Labour leader Jeremy Corbyn has indicated he will only back military action if it is legally backed by the UN.
He told Cameron a few bombs and missiles will not transform the situation in Syria and urged him to provide answers to questions raised in a recent Foreign Affairs Committee report, which stated the UK should not extend airstrikes into Syria unless there is a “coherent international strategy that has a realistic chance of defeating ISIL and of ending the civil war in Syria.”
Cameron told the House of Commons the Paris attacks had strengthened the case for tackling IS on its own ground.
“It is in Syria, in Raqqa, that ISIL has its headquarters and it is from Raqqa that some of the main threat against this country are planned and orchestrated. Raqqa, if you like, is the head of the snake,” the PM said.
PM to set out a 'comprehensive strategy' for taking on ISIL inc taking action in Syria -sounds like efforts to win a vote back on the burner— Laura Kuenssberg (@bbclaurak) November 17, 2015
“Over Syria we are supporting our allies the US, France, Jordan and the Gulf countries with intelligence, with surveillance and with refueling. But I believe, as I have said many times before, we should be doing more. We face a direct and growing threat to our country and we need to deal with it, not just in Iraq, but in Syria too.”
“The case for doing so has only grown stronger after the Paris attacks. We cannot expect, we should not expect, others to carry the burdens and risks of protecting our country,” he added.

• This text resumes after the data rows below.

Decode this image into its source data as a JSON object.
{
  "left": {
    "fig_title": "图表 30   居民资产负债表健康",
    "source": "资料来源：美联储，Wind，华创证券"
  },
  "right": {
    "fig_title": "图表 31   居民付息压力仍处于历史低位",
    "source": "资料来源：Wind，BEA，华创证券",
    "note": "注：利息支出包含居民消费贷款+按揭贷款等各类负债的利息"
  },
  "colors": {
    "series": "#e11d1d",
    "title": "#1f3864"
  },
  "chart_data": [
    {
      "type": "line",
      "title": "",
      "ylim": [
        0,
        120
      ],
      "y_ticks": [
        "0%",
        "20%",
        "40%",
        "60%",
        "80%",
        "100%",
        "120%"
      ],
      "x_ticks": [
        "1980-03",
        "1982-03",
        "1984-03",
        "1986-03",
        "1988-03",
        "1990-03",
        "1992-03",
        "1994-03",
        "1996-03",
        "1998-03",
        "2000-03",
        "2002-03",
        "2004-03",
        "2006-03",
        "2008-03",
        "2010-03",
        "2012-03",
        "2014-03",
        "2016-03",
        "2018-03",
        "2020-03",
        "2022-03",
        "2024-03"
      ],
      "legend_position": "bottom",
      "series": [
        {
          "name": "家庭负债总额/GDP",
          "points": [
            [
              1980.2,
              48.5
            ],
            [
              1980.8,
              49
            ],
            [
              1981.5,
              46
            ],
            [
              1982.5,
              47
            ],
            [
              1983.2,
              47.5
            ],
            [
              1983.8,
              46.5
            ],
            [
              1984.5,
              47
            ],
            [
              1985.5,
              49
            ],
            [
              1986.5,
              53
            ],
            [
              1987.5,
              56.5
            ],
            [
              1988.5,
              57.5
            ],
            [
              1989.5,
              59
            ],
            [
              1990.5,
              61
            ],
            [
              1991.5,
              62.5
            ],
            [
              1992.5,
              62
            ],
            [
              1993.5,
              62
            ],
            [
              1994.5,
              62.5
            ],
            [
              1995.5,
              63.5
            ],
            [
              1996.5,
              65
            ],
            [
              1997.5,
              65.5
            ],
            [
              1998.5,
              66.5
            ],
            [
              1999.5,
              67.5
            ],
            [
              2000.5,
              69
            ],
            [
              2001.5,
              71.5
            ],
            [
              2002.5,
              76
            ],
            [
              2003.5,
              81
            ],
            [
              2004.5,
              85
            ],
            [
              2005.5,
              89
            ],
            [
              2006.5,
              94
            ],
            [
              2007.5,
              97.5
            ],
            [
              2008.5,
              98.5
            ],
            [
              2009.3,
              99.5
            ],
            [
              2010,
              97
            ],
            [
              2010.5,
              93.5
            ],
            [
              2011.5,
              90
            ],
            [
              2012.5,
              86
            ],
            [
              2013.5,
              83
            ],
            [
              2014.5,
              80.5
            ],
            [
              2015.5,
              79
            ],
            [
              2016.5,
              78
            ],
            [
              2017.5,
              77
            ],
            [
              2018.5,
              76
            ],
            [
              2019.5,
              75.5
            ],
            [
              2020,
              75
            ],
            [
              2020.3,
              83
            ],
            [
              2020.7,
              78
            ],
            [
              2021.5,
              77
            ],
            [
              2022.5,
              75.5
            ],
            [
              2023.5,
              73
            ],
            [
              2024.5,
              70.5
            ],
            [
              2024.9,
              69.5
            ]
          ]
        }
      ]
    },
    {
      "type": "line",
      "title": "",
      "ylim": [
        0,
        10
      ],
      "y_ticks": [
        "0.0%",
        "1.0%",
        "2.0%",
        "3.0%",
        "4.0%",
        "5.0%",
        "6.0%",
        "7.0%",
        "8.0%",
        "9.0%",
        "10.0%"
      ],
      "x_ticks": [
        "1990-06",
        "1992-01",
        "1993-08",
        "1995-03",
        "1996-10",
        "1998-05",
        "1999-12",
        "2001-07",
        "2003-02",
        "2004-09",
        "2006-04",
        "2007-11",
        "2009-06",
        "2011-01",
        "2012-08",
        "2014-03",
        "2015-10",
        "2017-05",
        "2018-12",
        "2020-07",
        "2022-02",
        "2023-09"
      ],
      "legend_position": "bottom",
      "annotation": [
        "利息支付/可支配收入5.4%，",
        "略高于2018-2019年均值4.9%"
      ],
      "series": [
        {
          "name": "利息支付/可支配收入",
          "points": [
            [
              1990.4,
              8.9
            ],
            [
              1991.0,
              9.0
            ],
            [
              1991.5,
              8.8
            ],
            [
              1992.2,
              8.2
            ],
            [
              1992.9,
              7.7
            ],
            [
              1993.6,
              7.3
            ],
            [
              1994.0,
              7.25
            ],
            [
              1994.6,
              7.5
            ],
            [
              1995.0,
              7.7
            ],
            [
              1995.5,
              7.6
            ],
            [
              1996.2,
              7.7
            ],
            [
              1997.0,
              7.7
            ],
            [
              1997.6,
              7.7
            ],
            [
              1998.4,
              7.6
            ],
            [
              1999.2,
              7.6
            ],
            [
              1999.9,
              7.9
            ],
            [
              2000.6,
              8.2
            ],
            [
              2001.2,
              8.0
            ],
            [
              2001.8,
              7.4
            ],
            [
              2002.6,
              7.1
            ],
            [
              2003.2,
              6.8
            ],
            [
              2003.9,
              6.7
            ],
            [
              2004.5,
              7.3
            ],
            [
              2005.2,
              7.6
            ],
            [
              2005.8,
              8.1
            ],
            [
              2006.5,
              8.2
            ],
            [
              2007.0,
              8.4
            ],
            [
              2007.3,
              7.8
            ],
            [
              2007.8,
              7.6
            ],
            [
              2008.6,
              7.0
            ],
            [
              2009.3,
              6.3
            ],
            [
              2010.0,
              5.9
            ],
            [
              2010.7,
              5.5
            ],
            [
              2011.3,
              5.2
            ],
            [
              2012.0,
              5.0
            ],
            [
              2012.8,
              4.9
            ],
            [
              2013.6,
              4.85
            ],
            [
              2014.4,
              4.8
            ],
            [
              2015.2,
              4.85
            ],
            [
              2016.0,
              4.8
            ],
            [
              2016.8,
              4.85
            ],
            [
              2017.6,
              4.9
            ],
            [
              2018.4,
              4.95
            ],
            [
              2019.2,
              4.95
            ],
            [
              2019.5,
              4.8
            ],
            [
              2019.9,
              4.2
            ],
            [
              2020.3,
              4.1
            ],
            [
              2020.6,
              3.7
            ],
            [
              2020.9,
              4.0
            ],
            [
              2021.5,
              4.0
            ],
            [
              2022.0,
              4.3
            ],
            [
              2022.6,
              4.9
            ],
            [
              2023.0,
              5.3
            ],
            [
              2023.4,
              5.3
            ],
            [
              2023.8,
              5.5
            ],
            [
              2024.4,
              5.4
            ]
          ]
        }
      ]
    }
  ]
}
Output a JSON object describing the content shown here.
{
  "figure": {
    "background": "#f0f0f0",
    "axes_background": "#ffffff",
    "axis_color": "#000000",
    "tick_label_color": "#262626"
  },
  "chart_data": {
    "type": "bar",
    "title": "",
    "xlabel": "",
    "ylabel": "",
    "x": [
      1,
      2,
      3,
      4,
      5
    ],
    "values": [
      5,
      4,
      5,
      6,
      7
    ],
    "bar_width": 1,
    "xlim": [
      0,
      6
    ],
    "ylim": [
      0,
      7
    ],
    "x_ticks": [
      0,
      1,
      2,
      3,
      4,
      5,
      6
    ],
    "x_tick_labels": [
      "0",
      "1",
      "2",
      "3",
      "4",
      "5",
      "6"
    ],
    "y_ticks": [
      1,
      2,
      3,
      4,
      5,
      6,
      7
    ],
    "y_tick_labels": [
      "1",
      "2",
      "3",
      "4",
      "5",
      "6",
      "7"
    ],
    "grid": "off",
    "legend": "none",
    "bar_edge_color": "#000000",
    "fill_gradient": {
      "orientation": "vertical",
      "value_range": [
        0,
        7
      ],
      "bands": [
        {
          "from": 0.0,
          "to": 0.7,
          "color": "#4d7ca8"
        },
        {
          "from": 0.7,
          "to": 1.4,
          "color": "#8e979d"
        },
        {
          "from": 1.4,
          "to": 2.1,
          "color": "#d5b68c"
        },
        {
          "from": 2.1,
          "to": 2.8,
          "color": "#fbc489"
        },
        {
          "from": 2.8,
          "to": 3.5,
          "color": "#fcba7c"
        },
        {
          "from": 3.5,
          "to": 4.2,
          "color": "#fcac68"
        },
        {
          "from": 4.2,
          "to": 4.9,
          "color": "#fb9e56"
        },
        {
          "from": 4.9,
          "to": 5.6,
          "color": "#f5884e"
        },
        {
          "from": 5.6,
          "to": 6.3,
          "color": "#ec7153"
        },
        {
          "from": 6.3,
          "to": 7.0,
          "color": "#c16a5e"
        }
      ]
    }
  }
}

Cameron said he would put his personal authority behind the government’s response to the recent Foreign Affairs Committee report. The PM’s response will set out his strategy and lay out arguments for taking action in Syria.
David Cameron says he will respond personally to the Foreign Affairs Committee on Syria to build the case for military intervention in Syria— Steven Swinford (@Steven_Swinford) November 17, 2015
“That is what I am going to be putting in place over the coming days and I hope colleagues from across the House will engage with that and make clear their views, so we can have a strong vote in this House of Commons and do the right thing for our country,” he said.
The PM refused to accept Corbyn’s comment that IS grew out of the invasion of Iraq by coalition forces in 2003.
Cameron told the Labour leader not to seek “excuses” for IS, arguing it is one variant of an Islamic extremism that has been in the world for more than 20 years. He added that the 9/11 attacks on New York happened before the Iraq war.
In his response to Cameron’s statement, Corbyn pressed the PM to ask what is being done to stop the supply of weapons to Islamic State and repressive regimes in the region. He also asked what is being done to cut funding for ISIS and to stop them from selling oil.
The PM said ISIS gains much of its money from selling oil to the Syrian regime, adding this is another reason for Britain to intervene.